Another five individuals, one of them a former UM lecturer, managed to escape arrest and is now on the run.
It was during this period that PDRM via NST had finally confirmed that Jemaah Islamiyah or JI, helmed by the late Dr Azahari Hussein and Nordin Mat Top, had previously planned to attack several locations in KL in 2000, but was foiled by strong police presence and poorly executed plans. Amongst the targeted locations were a restaurant in Jalan Telawi and Bukit Aman. More disturbing was that at least 2 other groups, with core members believed to be former ISA detainees, to have decided to take up the mantle to continue the attack. Both groups were said to be linked to IS.
But the biggest question today is, what are the status of these suspects? Have they been prosecuted in court? Have the police managed to crack the case wide open? Or worse still, have the police been forced to release these suspects due to lack of evidence?
Does SOSMA have teeth strong enough to bite these terrorists? Or is it a leash that only tighten itself around the neck of our officers who valiantly place their lives in danger for our safety? And with that, may be it is time for us to wipe off the dust that had settled on Act 82 and to return it to active use.
No offence to Act 747 supporters. It will work, in a society that is civil, liberal and mature. But we are now facing a very strong threat against way of life, sovereignity and security. And if Uncle Sam choose to establish their PATRIOT Act, and Singapore still maintains their own version of ISA, did we erred in our decision? As the Malay peribahasa has once said, kalau sesat, kembalilah ke pangkal jalan (transliterated as if you are lost, return to the point you began).

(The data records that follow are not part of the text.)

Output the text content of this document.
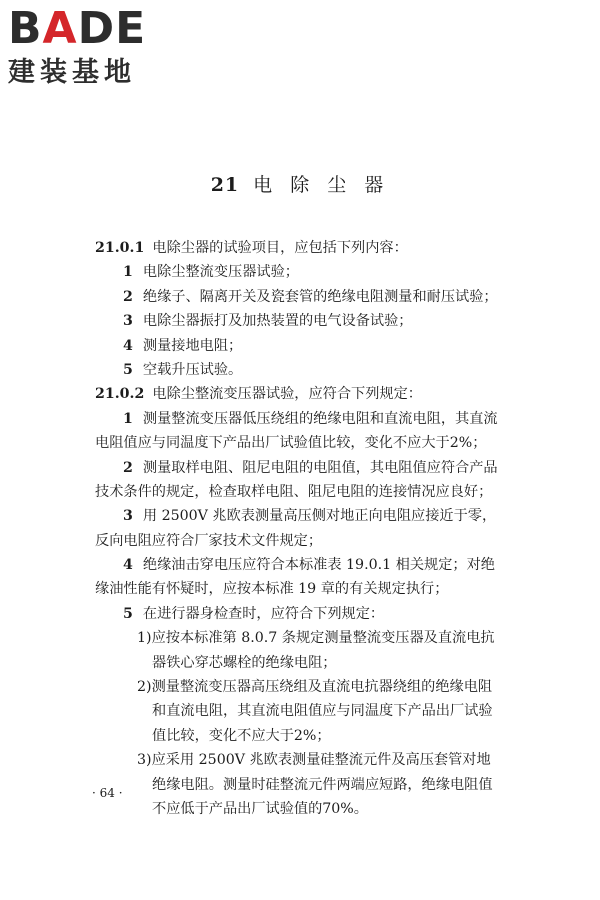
BADE
建装基地
21 电 除 尘 器
21.0.1 电除尘器的试验项目，应包括下列内容：
1 电除尘整流变压器试验；
2 绝缘子、隔离开关及瓷套管的绝缘电阻测量和耐压试验；
3 电除尘器振打及加热装置的电气设备试验；
4 测量接地电阻；
5 空载升压试验。
21.0.2 电除尘整流变压器试验，应符合下列规定：
1 测量整流变压器低压绕组的绝缘电阻和直流电阻，其直流
电阻值应与同温度下产品出厂试验值比较，变化不应大于2%；
2 测量取样电阻、阻尼电阻的电阻值，其电阻值应符合产品
技术条件的规定，检查取样电阻、阻尼电阻的连接情况应良好；
3 用 2500V 兆欧表测量高压侧对地正向电阻应接近于零，
反向电阻应符合厂家技术文件规定；
4 绝缘油击穿电压应符合本标准表 19.0.1 相关规定；对绝
缘油性能有怀疑时，应按本标准 19 章的有关规定执行；
5 在进行器身检查时，应符合下列规定：
1)应按本标准第 8.0.7 条规定测量整流变压器及直流电抗
器铁心穿芯螺栓的绝缘电阻；
2)测量整流变压器高压绕组及直流电抗器绕组的绝缘电阻
和直流电阻，其直流电阻值应与同温度下产品出厂试验
值比较，变化不应大于2%；
3)应采用 2500V 兆欧表测量硅整流元件及高压套管对地
绝缘电阻。测量时硅整流元件两端应短路，绝缘电阻值
不应低于产品出厂试验值的70%。
· 64 ·
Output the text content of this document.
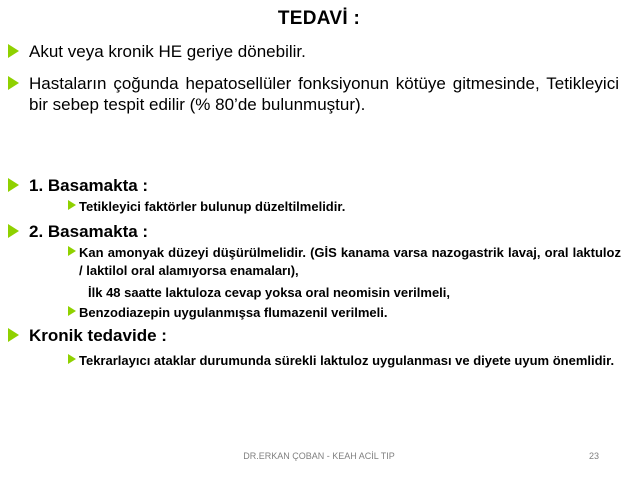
TEDAVİ :
Akut veya kronik HE geriye dönebilir.
Hastaların çoğunda hepatosellüler fonksiyonun kötüye gitmesinde, Tetikleyici bir sebep tespit edilir (% 80’de bulunmuştur).
1. Basamakta :
Tetikleyici faktörler bulunup düzeltilmelidir.
2. Basamakta :
Kan amonyak düzeyi düşürülmelidir. (GİS kanama varsa nazogastrik lavaj, oral laktuloz / laktilol oral alamıyorsa enamaları),
İlk 48 saatte laktuloza cevap yoksa oral neomisin verilmeli,
Benzodiazepin uygulanmışsa flumazenil verilmeli.
Kronik tedavide :
Tekrarlayıcı ataklar durumunda sürekli laktuloz uygulanması ve diyete uyum önemlidir.
DR.ERKAN ÇOBAN - KEAH ACİL TIP	23
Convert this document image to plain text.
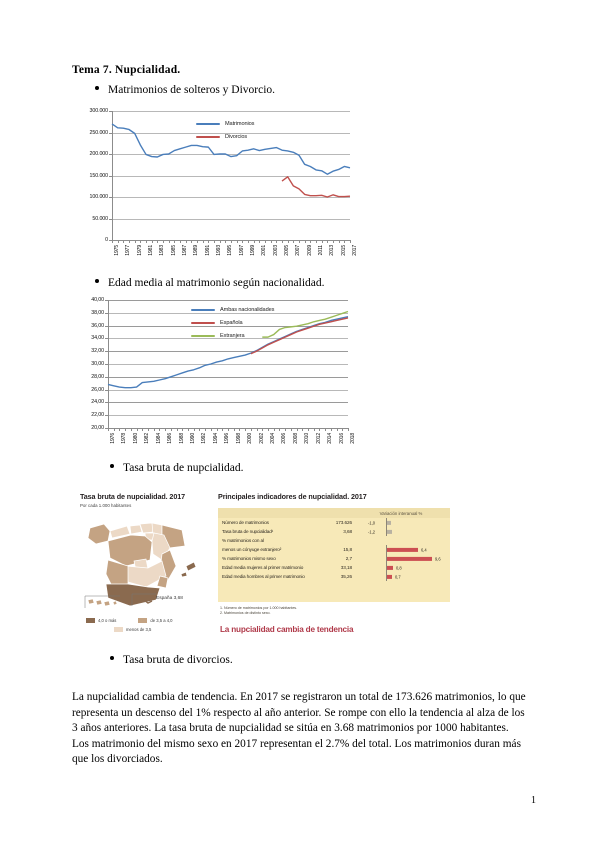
Tema 7. Nupcialidad.
Matrimonios de solteros y Divorcio.
0
50.000
100.000
150.000
200.000
250.000
300.000
1975 1977 1979 1981 1983 1985 1987 1989 1991 1993 1995 1997 1999 2001 2003 2005 2007 2009 2011 2013 2015 2017
Matrimonios
Divorcios
Edad media al matrimonio según nacionalidad.
20,00
22,00
24,00
26,00
28,00
30,00
32,00
34,00
36,00
38,00
40,00
1976 1978 1980 1982 1984 1986 1988 1990 1992 1994 1996 1998 2000 2002 2004 2006 2008 2010 2012 2014 2016 2018
Ambas nacionalidades
Española
Extranjera
Tasa bruta de nupcialidad.
Tasa bruta de nupcialidad. 2017
Por cada 1.000 habitantes
España 3,68
4,0 o más	de 3,5 a 4,0
menos de 3,5
Principales indicadores de nupcialidad. 2017
Variación interanual %
Número de matrimonios	173.626	-1,0
Tasa bruta de nupcialidad¹	3,68	-1,2
% matrimonios con al
menos un cónyuge extranjero²	15,8	6,4
% matrimonios mismo sexo	2,7	9,6
Edad media mujeres al primer matrimonio	33,18	0,8
Edad media hombres al primer matrimonio	35,26	0,7
1. Número de matrimonios por 1.000 habitantes.
2. Matrimonios de distinto sexo.
La nupcialidad cambia de tendencia
Tasa bruta de divorcios.
La nupcialidad cambia de tendencia. En 2017 se registraron un total de 173.626 matrimonios, lo que representa un descenso del 1% respecto al año anterior. Se rompe con ello la tendencia al alza de los 3 años anteriores. La tasa bruta de nupcialidad se sitúa en 3.68 matrimonios por 1000 habitantes. Los matrimonio del mismo sexo en 2017 representan el 2.7% del total. Los matrimonios duran más que los divorciados.
1
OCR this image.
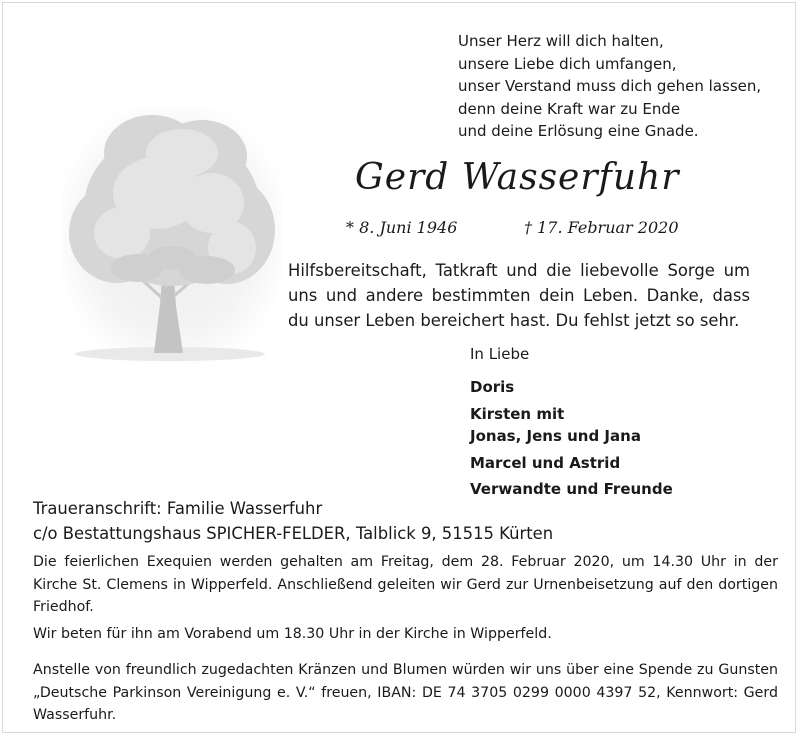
Unser Herz will dich halten,
unsere Liebe dich umfangen,
unser Verstand muss dich gehen lassen,
denn deine Kraft war zu Ende
und deine Erlösung eine Gnade.
Gerd Wasserfuhr
* 8. Juni 1946	† 17. Februar 2020
Hilfsbereitschaft, Tatkraft und die liebevolle Sorge um uns und andere bestimmten dein Leben. Danke, dass du unser Leben bereichert hast. Du fehlst jetzt so sehr.
In Liebe
Doris
Kirsten mit
Jonas, Jens und Jana
Marcel und Astrid
Verwandte und Freunde
Traueranschrift: Familie Wasserfuhr
c/o Bestattungshaus SPICHER-FELDER, Talblick 9, 51515 Kürten
Die feierlichen Exequien werden gehalten am Freitag, dem 28. Februar 2020, um 14.30 Uhr in der Kirche St. Clemens in Wipperfeld. Anschließend geleiten wir Gerd zur Urnenbeisetzung auf den dortigen Friedhof.
Wir beten für ihn am Vorabend um 18.30 Uhr in der Kirche in Wipperfeld.
Anstelle von freundlich zugedachten Kränzen und Blumen würden wir uns über eine Spende zu Gunsten „Deutsche Parkinson Vereinigung e. V.“ freuen, IBAN: DE 74 3705 0299 0000 4397 52, Kennwort: Gerd Wasserfuhr.
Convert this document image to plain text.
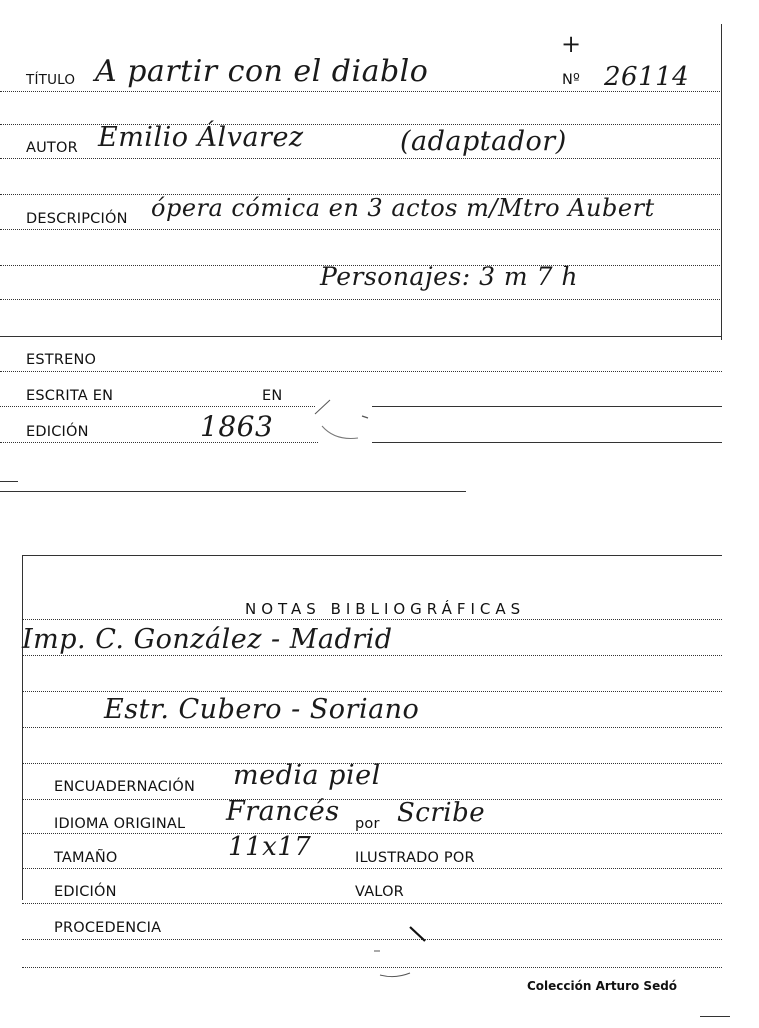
TÍTULO A partir con el diablo
+
Nº 26114
AUTOR Emilio Álvarez	(adaptador)
DESCRIPCIÓN ópera cómica en 3 actos m/Mtro Aubert
Personajes: 3 m 7 h
ESTRENO
ESCRITA EN	EN
EDICIÓN	1863
NOTAS BIBLIOGRÁFICAS
Imp. C. González - Madrid
Estr. Cubero - Soriano
ENCUADERNACIÓN media piel
IDIOMA ORIGINAL Francés por Scribe
TAMAÑO	11x17	ILUSTRADO POR
EDICIÓN	VALOR
PROCEDENCIA
Colección Arturo Sedó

An edited version of this article was published by The Star on 18 August 2014 and can be found here: 


  1. Sacrifice the basic right of many for the sake of few insecure politicians. How so different is this from the reality of us layman living in a caged home just to feel safe from the few parang wielding intruders. Leaders need to lead and not assume self as god...

  2. Understand your concern on the matter of basic right. This could have been addressed via means of increasing the burden of proof for one to be arrested under the Act. Yet, the short cut was to demolish the law, and along with it, somewhere around 20 other laws, including one that touches on the integrity of our claims over our territorial waters. Most of us would be worried about the basic rights, but God forbids, the moment the first bomb explodes, the first shots fired, no one will talk about basic rights.

    Do be the devil's advocate, as we here at DSGC would like to hear opposing views, as we may also be wrong in some of the views we shared.